Articles by certified genealogists published in The American Genealogist, the New England Historic Genealogical Register and other such publications go right after Anderson, Richardson, primary records, and Medieval Lands, because they cite and usually reproduce primary records, and also apply good genealogical science in their interpretations of events.

After that are collected histories and lineages that cite sources, the best of which reproduce wills, etc.

Find A Grave Memorials go after the other primary sources - it is a primary source for the death date, not for the birth date, best with an image of the gravestone. Some FaG memorials quote obituaries, adding valuable family information.

Ancestral File, Ancestry Trees, OneWorldTree, are trees usually without any sources, therefore they are questionable. If they cite a primary source, it should be located and added as a source. I put them at the end of the source list.

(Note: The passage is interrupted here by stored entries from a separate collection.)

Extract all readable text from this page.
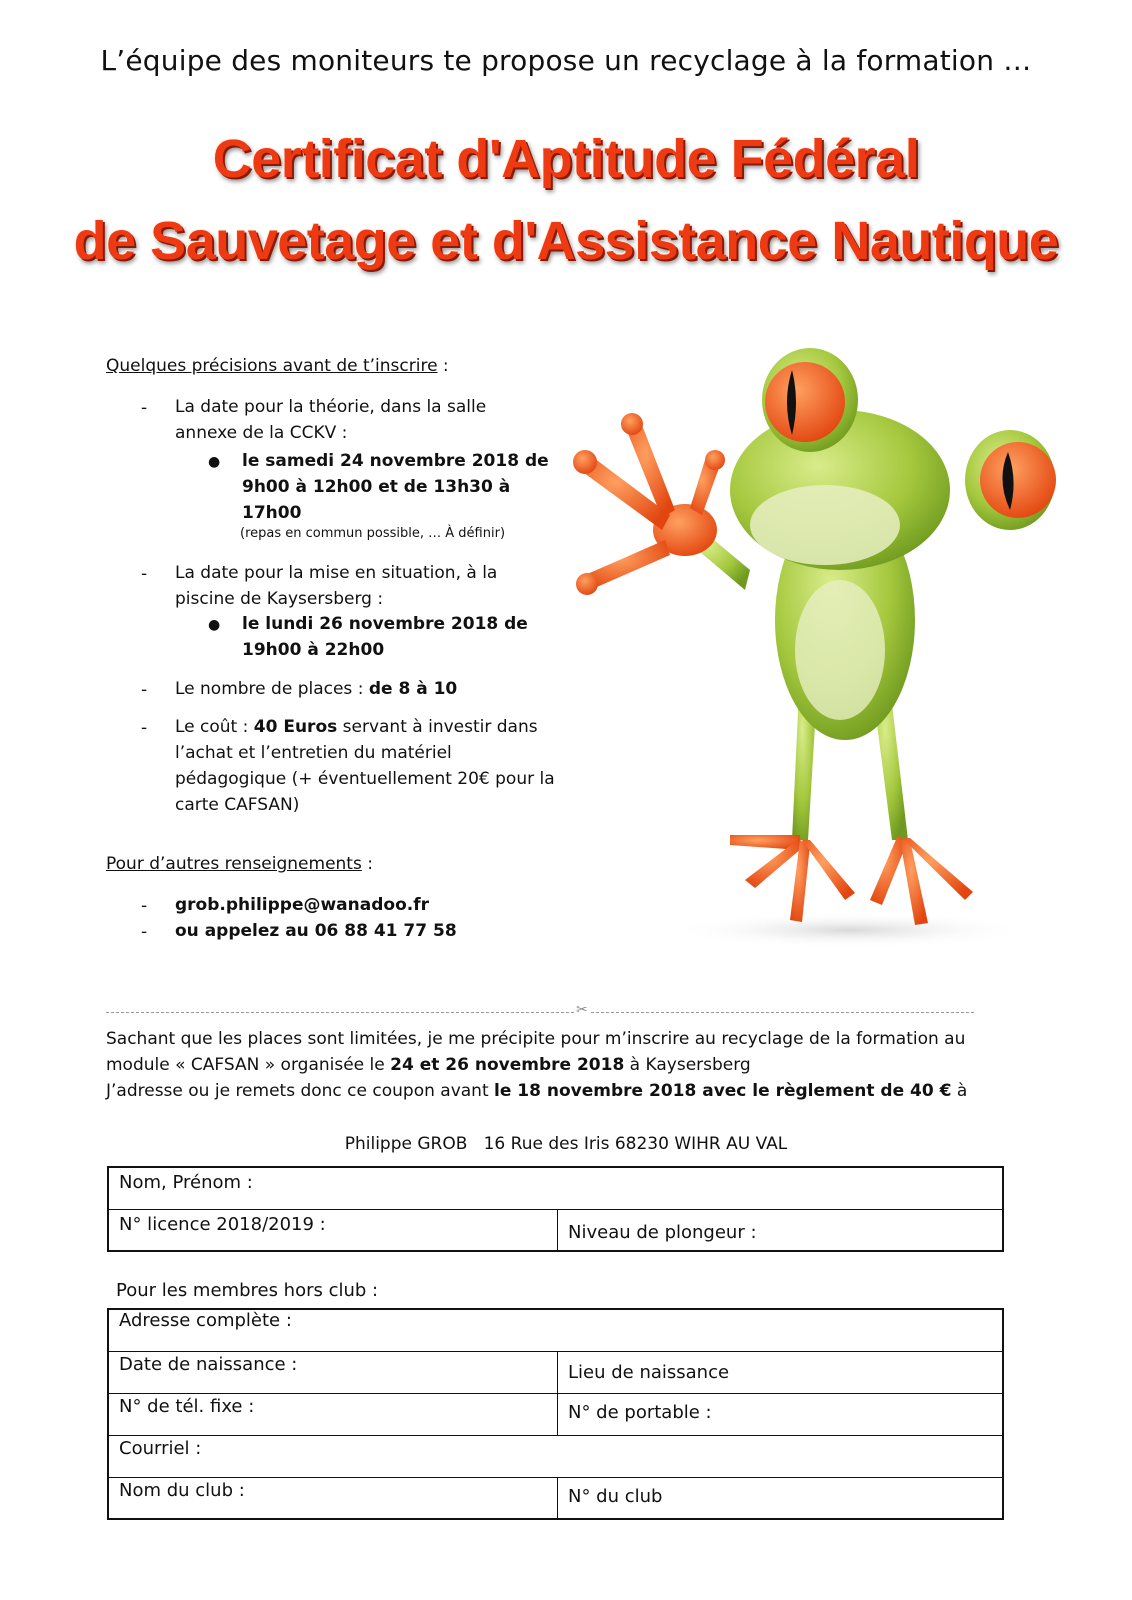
L’équipe des moniteurs te propose un recyclage à la formation …
Certificat d'Aptitude Fédéral
de Sauvetage et d'Assistance Nautique
Quelques précisions avant de t’inscrire :
- La date pour la théorie, dans la salle
annexe de la CCKV :
● le samedi 24 novembre 2018 de
9h00 à 12h00 et de 13h30 à
17h00
(repas en commun possible, … À définir)
- La date pour la mise en situation, à la
piscine de Kaysersberg :
● le lundi 26 novembre 2018 de
19h00 à 22h00
- Le nombre de places : de 8 à 10
- Le coût : 40 Euros servant à investir dans
l’achat et l’entretien du matériel
pédagogique (+ éventuellement 20€ pour la
carte CAFSAN)
Pour d’autres renseignements :
- grob.philippe@wanadoo.fr
- ou appelez au 06 88 41 77 58
✂
Sachant que les places sont limitées, je me précipite pour m’inscrire au recyclage de la formation au
module « CAFSAN » organisée le 24 et 26 novembre 2018 à Kaysersberg
J’adresse ou je remets donc ce coupon avant le 18 novembre 2018 avec le règlement de 40 € à
Philippe GROB   16 Rue des Iris 68230 WIHR AU VAL
Nom, Prénom :
N° licence 2018/2019 :	Niveau de plongeur :
Pour les membres hors club :
Adresse complète :	
Date de naissance :	Lieu de naissance
N° de tél. fixe :	N° de portable :
Courriel :	
Nom du club :	N° du club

This list is something I've developed over time, and not all the profiles where I'm PM have been done in that order. I think it is a good idea for the community to agree on how we will order the source list, and I would like to hear from more of our members on how they order source lists.

It is an important question, especially when working on a profile with many merges, and putting the sources together.

 

 

by April Dauenhauer G2G6 Pilot (109k points)
I mostly just use inline source citations. Since the Style Guide says to put the <references /> tag immediately after == Sources == and because I prefer the source list to lead with the best source, I tend to add a line under == Biography == that is the person's adult name with title(s) as shown by the best source & then cite that source. It's now first under ==Sources==

I never even thought of trying to order the sources chronologically, because after the best source citation (which would be named... e.g., <ref name=MCA>), the inline source citations would most likely be chronological anyway, following the narrative of the bio that speaks to birth/parents, marriage/spouse, children, & death.
Very good point LIz! Since the first items under Sources are the footnotes, your method is logical, and as you say, the sources (footnotes) would fall into chronological order in the biography. I think I will 'borrow' your method for putting the name and titles right under Biography, with the best source in that footnote.